Heating is -highly- important to them, even if the guy or breeder you got him/her from said that their hogs were bred to be immune to heat differences, its basically bull. If your dorm room is a steady 75'F or more than you are safe in general, but each hedgie reacts differently to temps, some can be fine at 72'F while others might try and hibernate at that temp. And as they get into old age, they typically need more warmth.

Also note that glass tanks are somewhat hard to heat, there's the possibility of overheating or even cooking the hedgie if you don't have the right equipment. You're going to want to grab yourself the following supplies.

- Thermometer, most use an indoor/outdoor digital one as you can place the 'outdoor' probe in the bottom rear center of the cage/tank and then have the indoor reading unit on top, to give you an idea of top and bottom temps.

- Heat Lamp with a clamp - These are found in any pet store or even home depot / lowes.

- CHE Bulb, aka a Ceramic Heating Element, its not an actual light but kind of looks like the top of an electric stove encased in plastic. It provides heat without the light. But do not use this unless you have a...

- Thermostat, recommendation is the Zoo Med ReptiTemp 500R which you plug the heating lamp into. This allows you to set a specific temp you want the cage to be, and it will turn the heat lamp with the CHE on and off to keep it at a steady temp. There are cheaper models of this which do not indicate actual temp, its more or less just a dimmer switch and without the specific temp setting means the CHE will run all the time, so it could make the tank way too hot.

Last, LIGHT is important to a hedgie even though they are a night dwelling creature. You don't need a special light, just anything that gives off light and it should run on a 12 to 14 hour schedule. Otherwise if the hedige doesn't get enough light, it may think its winter time and attempt to hibernate, which is a really bad thing for them.

Hope this helps.

PS - A cheap alternative to a fish tank is using a large steralite storage container that's found at Walmart, I forget exact size but in general you need 4 square feet of space for the hedgie. Most people get two of them and connect them with a four inch piece of PVC pipe. One is used for their sleeping hut, food and water while the other one usually has toys and their wheel, a wheel is important for your hedgie as they can travel in the wild anywhere from 5 to 15 miles a night. I recommend a cake style wheel such as the Carolina Storm that LarryT offers here, its a great product. The storage bins are used over a fish tank because you can cut air holes into the side to allow proper air flow.

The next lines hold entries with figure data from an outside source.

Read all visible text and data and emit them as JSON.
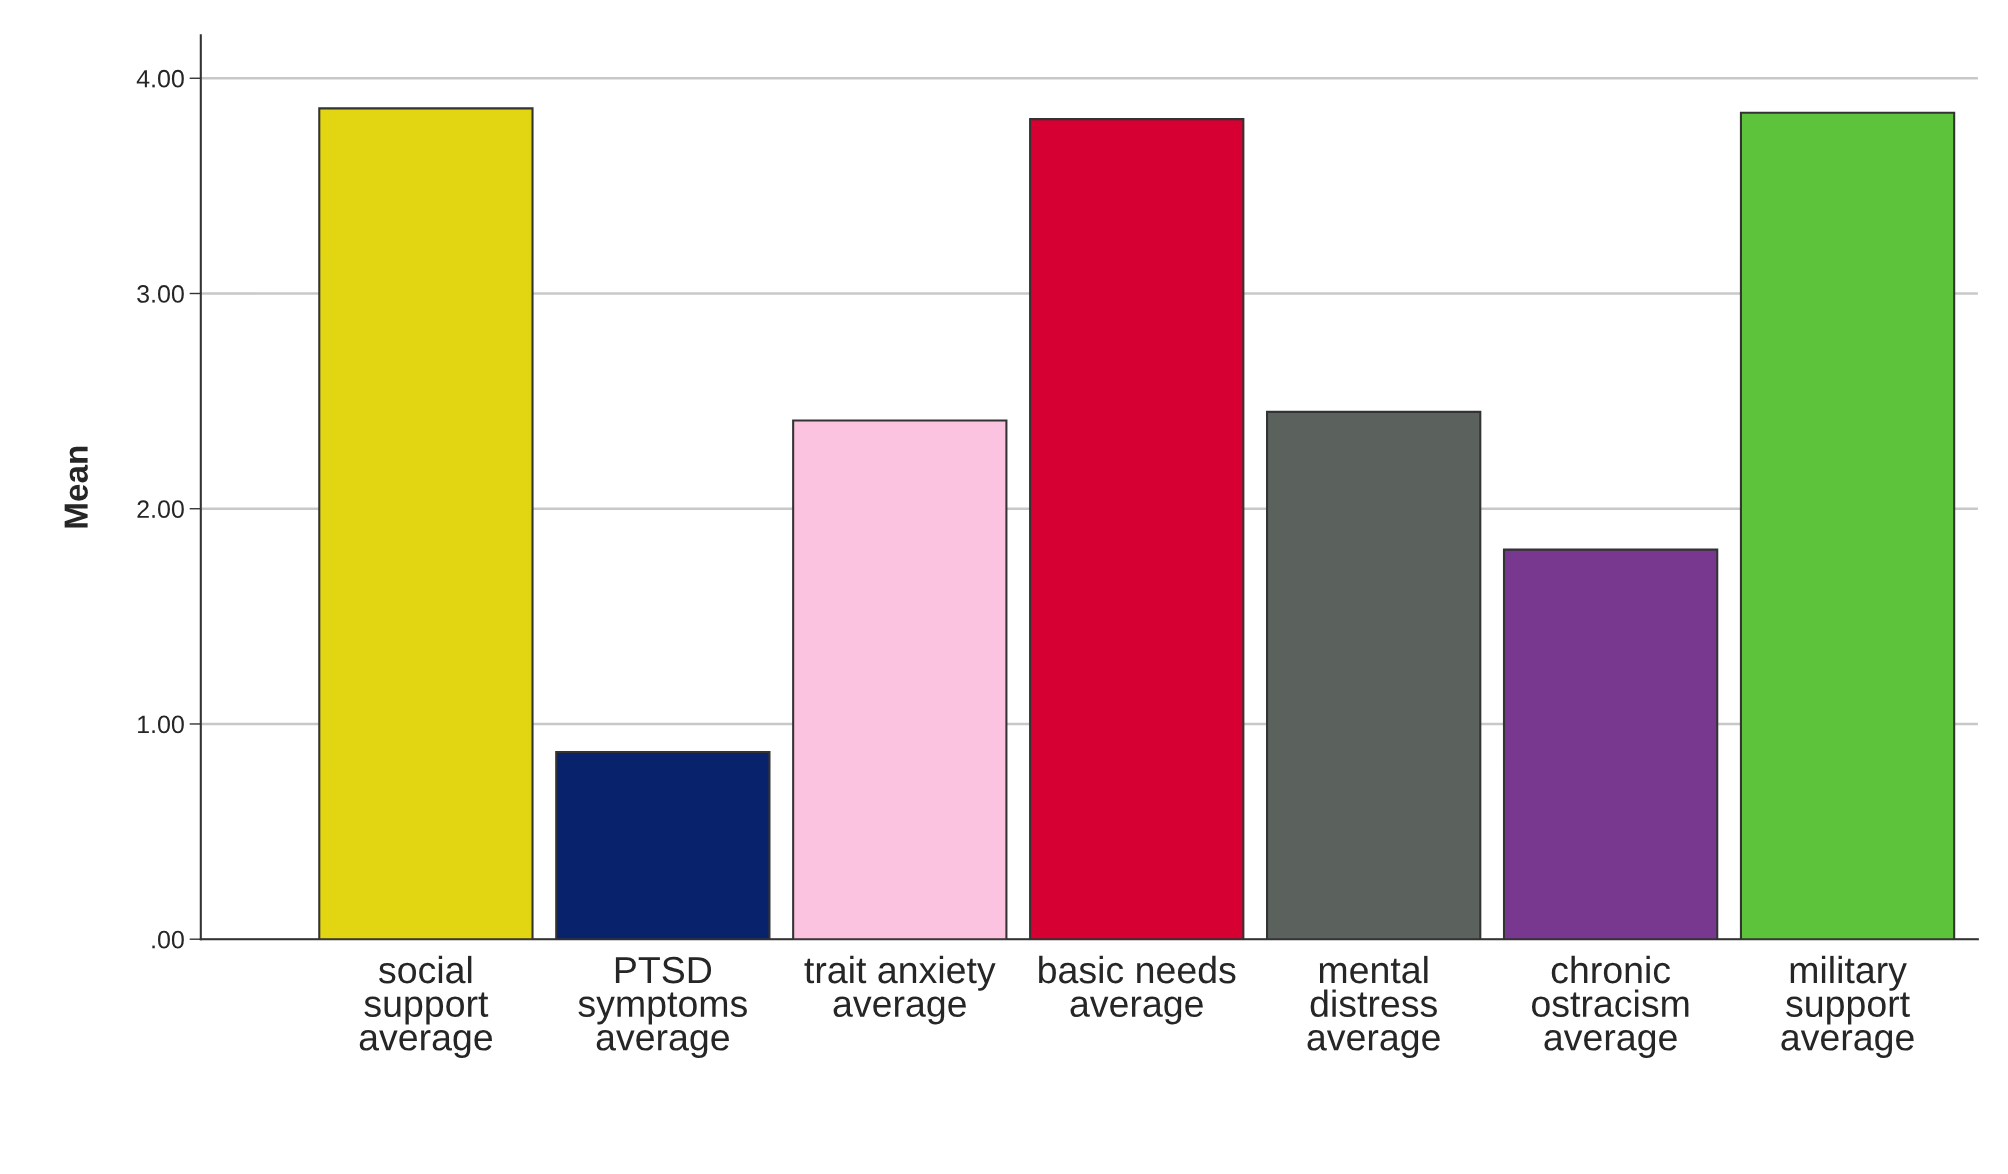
{
  "chart_data": {
    "type": "bar",
    "ylabel": "Mean",
    "categories": [
      "social\nsupport\naverage",
      "PTSD\nsymptoms\naverage",
      "trait anxiety\naverage",
      "basic needs\naverage",
      "mental\ndistress\naverage",
      "chronic\nostracism\naverage",
      "military\nsupport\naverage"
    ],
    "values": [
      3.86,
      0.87,
      2.41,
      3.81,
      2.45,
      1.81,
      3.84
    ],
    "colors": [
      "#e2d511",
      "#08236c",
      "#fcc3e0",
      "#d60032",
      "#5b625d",
      "#783890",
      "#5cc33a"
    ],
    "ylim": [
      0,
      4.2
    ],
    "yticks": [
      {
        "value": 0,
        "label": ".00"
      },
      {
        "value": 1,
        "label": "1.00"
      },
      {
        "value": 2,
        "label": "2.00"
      },
      {
        "value": 3,
        "label": "3.00"
      },
      {
        "value": 4,
        "label": "4.00"
      }
    ],
    "grid": "y"
  }
}
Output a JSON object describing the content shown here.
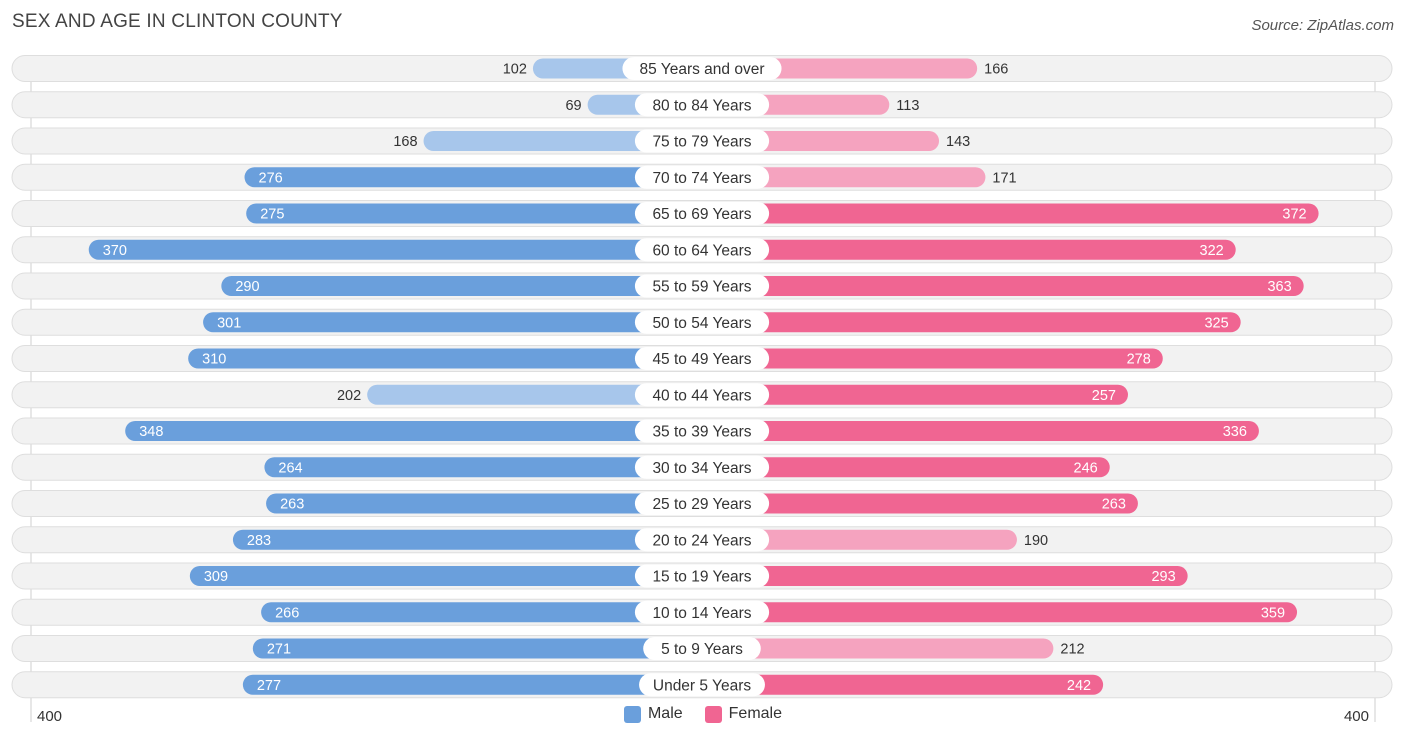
{
  "title": "SEX AND AGE IN CLINTON COUNTY",
  "source": "Source: ZipAtlas.com",
  "legend": {
    "male": "Male",
    "female": "Female"
  },
  "axis": {
    "left": "400",
    "right": "400"
  },
  "colors": {
    "male_dark": "#6a9fdc",
    "male_light": "#a7c6eb",
    "female_dark": "#f06592",
    "female_light": "#f5a3bf",
    "row_bg": "#f0f0f0",
    "row_border": "#dedede"
  },
  "chart_data": {
    "type": "bar",
    "orientation": "horizontal-diverging",
    "title": "SEX AND AGE IN CLINTON COUNTY",
    "xlim": [
      -400,
      400
    ],
    "categories": [
      "85 Years and over",
      "80 to 84 Years",
      "75 to 79 Years",
      "70 to 74 Years",
      "65 to 69 Years",
      "60 to 64 Years",
      "55 to 59 Years",
      "50 to 54 Years",
      "45 to 49 Years",
      "40 to 44 Years",
      "35 to 39 Years",
      "30 to 34 Years",
      "25 to 29 Years",
      "20 to 24 Years",
      "15 to 19 Years",
      "10 to 14 Years",
      "5 to 9 Years",
      "Under 5 Years"
    ],
    "series": [
      {
        "name": "Male",
        "values": [
          102,
          69,
          168,
          276,
          275,
          370,
          290,
          301,
          310,
          202,
          348,
          264,
          263,
          283,
          309,
          266,
          271,
          277
        ]
      },
      {
        "name": "Female",
        "values": [
          166,
          113,
          143,
          171,
          372,
          322,
          363,
          325,
          278,
          257,
          336,
          246,
          263,
          190,
          293,
          359,
          212,
          242
        ]
      }
    ],
    "legend_position": "bottom-center"
  }
}
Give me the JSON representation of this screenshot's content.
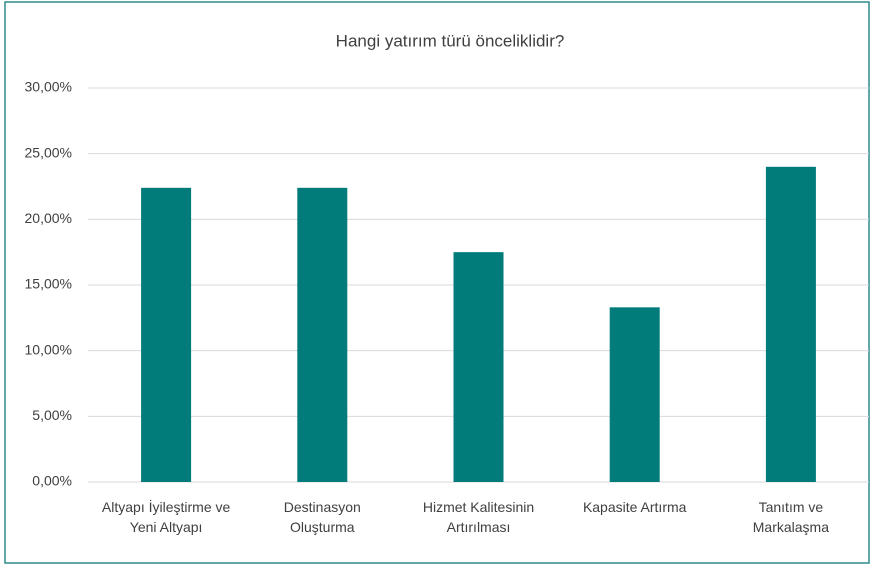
{
  "chart_data": {
    "type": "bar",
    "title": "Hangi yatırım türü önceliklidir?",
    "categories": [
      [
        "Altyapı İyileştirme ve",
        "Yeni Altyapı"
      ],
      [
        "Destinasyon",
        "Oluşturma"
      ],
      [
        "Hizmet Kalitesinin",
        "Artırılması"
      ],
      [
        "Kapasite Artırma"
      ],
      [
        "Tanıtım ve",
        "Markalaşma"
      ]
    ],
    "values": [
      22.4,
      22.4,
      17.5,
      13.3,
      24.0
    ],
    "color": "#027b7b",
    "ylim": [
      0,
      30
    ],
    "yticks": [
      {
        "value": 0,
        "label": "0,00%"
      },
      {
        "value": 5,
        "label": "5,00%"
      },
      {
        "value": 10,
        "label": "10,00%"
      },
      {
        "value": 15,
        "label": "15,00%"
      },
      {
        "value": 20,
        "label": "20,00%"
      },
      {
        "value": 25,
        "label": "25,00%"
      },
      {
        "value": 30,
        "label": "30,00%"
      }
    ],
    "grid": true
  }
}
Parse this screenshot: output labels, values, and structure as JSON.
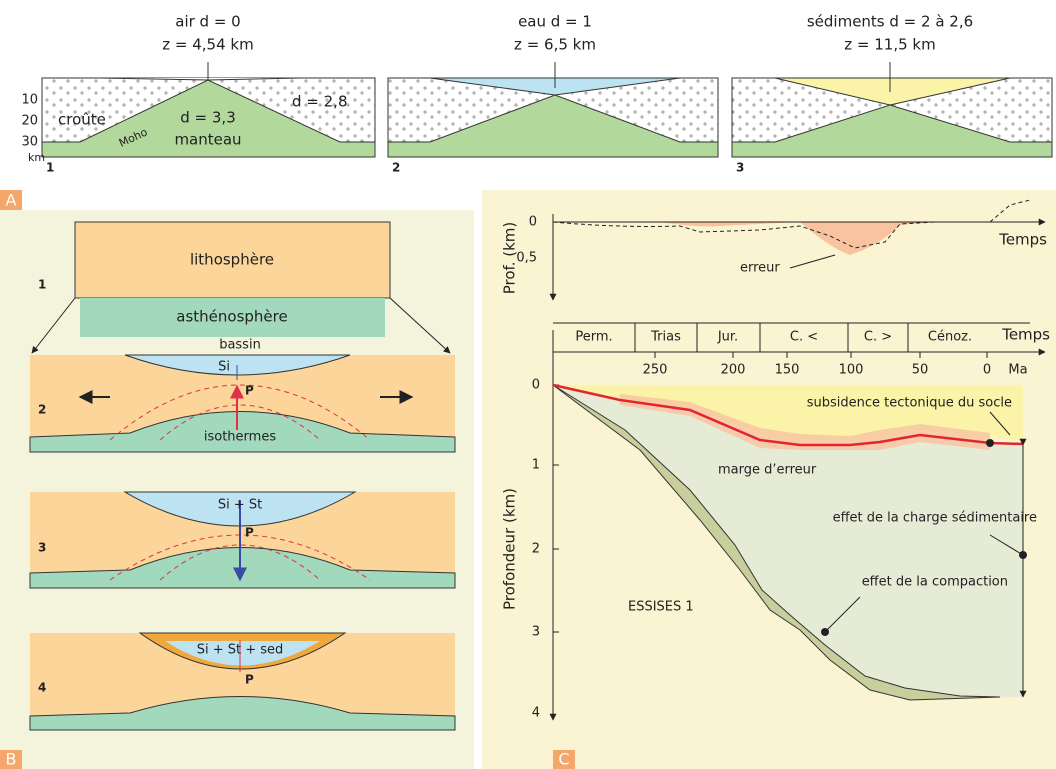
{
  "panel_a": {
    "label": "A",
    "columns": [
      {
        "title": "air d = 0",
        "depth": "z = 4,54 km",
        "number": "1"
      },
      {
        "title": "eau d = 1",
        "depth": "z = 6,5 km",
        "number": "2"
      },
      {
        "title": "sédiments d = 2 à 2,6",
        "depth": "z = 11,5 km",
        "number": "3"
      }
    ],
    "axis_ticks": [
      "10",
      "20",
      "30"
    ],
    "axis_unit": "km",
    "labels": {
      "crust": "croûte",
      "moho": "Moho",
      "mantle_density": "d = 3,3",
      "mantle": "manteau",
      "crust_density": "d = 2,8"
    }
  },
  "panel_b": {
    "label": "B",
    "stages": [
      {
        "number": "1",
        "lithosphere": "lithosphère",
        "asthenosphere": "asthénosphère"
      },
      {
        "number": "2",
        "basin": "bassin",
        "fill": "Si",
        "point": "P",
        "isotherms": "isothermes"
      },
      {
        "number": "3",
        "fill": "Si + St",
        "point": "P"
      },
      {
        "number": "4",
        "fill": "Si + St + sed",
        "point": "P"
      }
    ]
  },
  "panel_c": {
    "label": "C",
    "top": {
      "yticks": [
        "0",
        "0,5"
      ],
      "ylabel": "Prof. (km)",
      "xlabel": "Temps",
      "annotation": "erreur"
    },
    "bottom": {
      "periods": [
        "Perm.",
        "Trias",
        "Jur.",
        "C. <",
        "C. >",
        "Cénoz."
      ],
      "period_axis": "Temps",
      "xticks": [
        "250",
        "200",
        "150",
        "100",
        "50",
        "0"
      ],
      "xunit": "Ma",
      "yticks": [
        "0",
        "1",
        "2",
        "3",
        "4"
      ],
      "ylabel": "Profondeur (km)",
      "annotations": {
        "tectonic": "subsidence tectonique du socle",
        "error": "marge d’erreur",
        "load": "effet de la charge sédimentaire",
        "compaction": "effet de la compaction",
        "well": "ESSISES 1"
      }
    }
  }
}
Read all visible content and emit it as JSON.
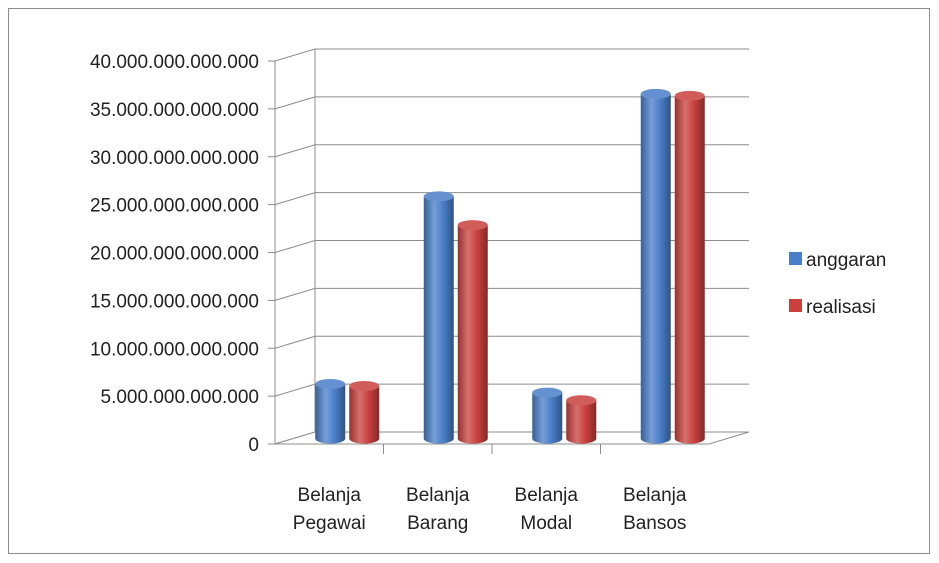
{
  "chart_data": {
    "type": "bar",
    "style": "3d-cylinder",
    "title": "",
    "xlabel": "",
    "ylabel": "",
    "categories": [
      [
        "Belanja",
        "Pegawai"
      ],
      [
        "Belanja",
        "Barang"
      ],
      [
        "Belanja",
        "Modal"
      ],
      [
        "Belanja",
        "Bansos"
      ]
    ],
    "series": [
      {
        "name": "anggaran",
        "color": "#4a7ec9",
        "values": [
          5700000000000,
          25300000000000,
          4800000000000,
          36000000000000
        ]
      },
      {
        "name": "realisasi",
        "color": "#c9403d",
        "values": [
          5500000000000,
          22300000000000,
          4000000000000,
          35800000000000
        ]
      }
    ],
    "ylim": [
      0,
      40000000000000
    ],
    "yticks": [
      {
        "value": 0,
        "label": "0"
      },
      {
        "value": 5000000000000,
        "label": "5.000.000.000.000"
      },
      {
        "value": 10000000000000,
        "label": "10.000.000.000.000"
      },
      {
        "value": 15000000000000,
        "label": "15.000.000.000.000"
      },
      {
        "value": 20000000000000,
        "label": "20.000.000.000.000"
      },
      {
        "value": 25000000000000,
        "label": "25.000.000.000.000"
      },
      {
        "value": 30000000000000,
        "label": "30.000.000.000.000"
      },
      {
        "value": 35000000000000,
        "label": "35.000.000.000.000"
      },
      {
        "value": 40000000000000,
        "label": "40.000.000.000.000"
      }
    ],
    "grid": true,
    "legend": "right"
  }
}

If you got the money than my personal recommendation would be the Ferret Nation 141 or 142 cage unit. They also offer one called the 'Critter Nation' but do not get it, despite the fact they list them for use with hedgehogs. The cage bars are setup where a hedgie may climb them and fall, where as the Ferret Nation version is setup just right to disallow climbing.


----------



## tie-dye hedgie (Dec 19, 2009)

I agree with Puffers315 100%!  
Please get a different cage and heating lamp as soon as possible. 
What kind of temporary cage do you have your hedgie in?


----------



## em_suga (May 7, 2010)

Thanks so much for your advice! It's so great to have this forum available for those that are just getting started!
When I found out that Meena's previous owners used an aquarium as a cage I was disappointed. I have read that they aren't the greatest cage for all the same reasons that you advised. Also, they are so heavy and hard to clean! So I have been looking in to getting her a different cage. Thanks for the suggestions of the Ferret Nation and also for letting me know what cages to stay away from! 
Also, I will start looking in to some heating devices. After reading about hibernation, it sounds very scary and I don't my little girl to try that out! A heater is definitely on my list of things to buy! I can't remember if you wrote your personal recommendation?

Everything you wrote was very helpful, thanks so much!


----------